Rational Design of Anticancer Drug Resistance Nanoparticles
University Of Wyoming, Laramie WY
Investigators
Abstract
0401982 Shen Drug resistance is a major problem in the treatment of cancer. Forms of resistance effectively reduce the cell drug concentration by mechanisms such as slowing drug uptake, ejecting drugs out of the cells by P-glycoprotein (P-gp) pumps, and bio-transforming. Thus, conventional dosages have low therapeutic efficacy, are very toxic and cause various side effects. Nanoparticles are ideal drug carriers because of their subcellular sizes, stability, and ability to evade the reticulo-endothelial systems. However, currently developed nanoparticles for cancer treatment generally have issues of premature drug burst release in the blood stream, but slow drug release and slow cellular uptake in cancer tissues. Coupled with drug resistance, these issues cause low drug concentration in the cancer cells and low therapeutic efficacy. The goal of this project is to design, synthesize, characterize and in vitro and in vivo evaluate nanoparticles that can overcome cancer drug resistance for effective chemotherapy. The hypothesis is that a fast release of a large amount of drugs inside the cancer cell cytoplasm would overwhelm P-gp pumps and other forms of drug resistance and thus build up a cell drug concentration higher than the cell killing threshold.

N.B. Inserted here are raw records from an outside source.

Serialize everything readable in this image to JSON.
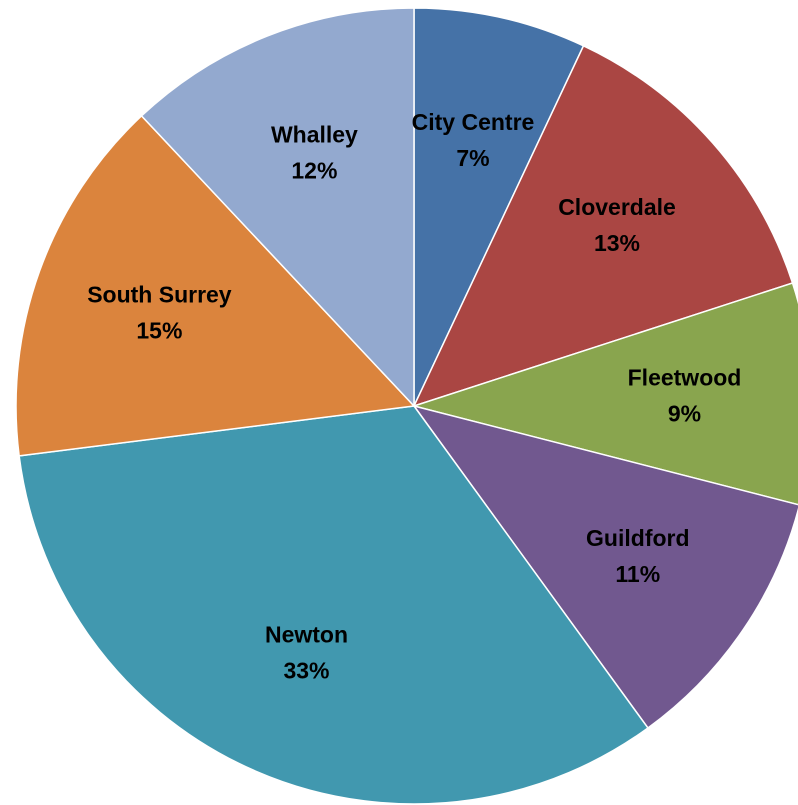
{
  "chart_data": {
    "type": "pie",
    "start_angle_deg": 0,
    "direction": "clockwise",
    "slices": [
      {
        "label": "City Centre",
        "value": 7,
        "value_label": "7%",
        "color": "#4572A7"
      },
      {
        "label": "Cloverdale",
        "value": 13,
        "value_label": "13%",
        "color": "#AA4643"
      },
      {
        "label": "Fleetwood",
        "value": 9,
        "value_label": "9%",
        "color": "#89A54E"
      },
      {
        "label": "Guildford",
        "value": 11,
        "value_label": "11%",
        "color": "#71588F"
      },
      {
        "label": "Newton",
        "value": 33,
        "value_label": "33%",
        "color": "#4198AF"
      },
      {
        "label": "South Surrey",
        "value": 15,
        "value_label": "15%",
        "color": "#DB843D"
      },
      {
        "label": "Whalley",
        "value": 12,
        "value_label": "12%",
        "color": "#93A9CF"
      }
    ]
  }
}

To test this hypothesis, the investigators will use nanoparticles with no premature drug release as the drug-carrier, exploit the leaky nature of cancer capillary to have the nanoparticles preferentially trapped in cancer tissues, use electrostatic-interaction based adsorptive cellular uptake for efficient cell-internalization of the nanoparticles and use the lysosomal pH to trigger the rapid release of the drugs. This multidisciplinary research effort combines the elements of polymer synthesis and characterization, nanoscience, biomedical engineering, thermodynamics, and self-assembly. Results obtained may provide an effective new cancer therapeutic strategy for the war with cancer. Selected topics on biomedical applications of polymers and nanoparticles would be developed for a variety of courses.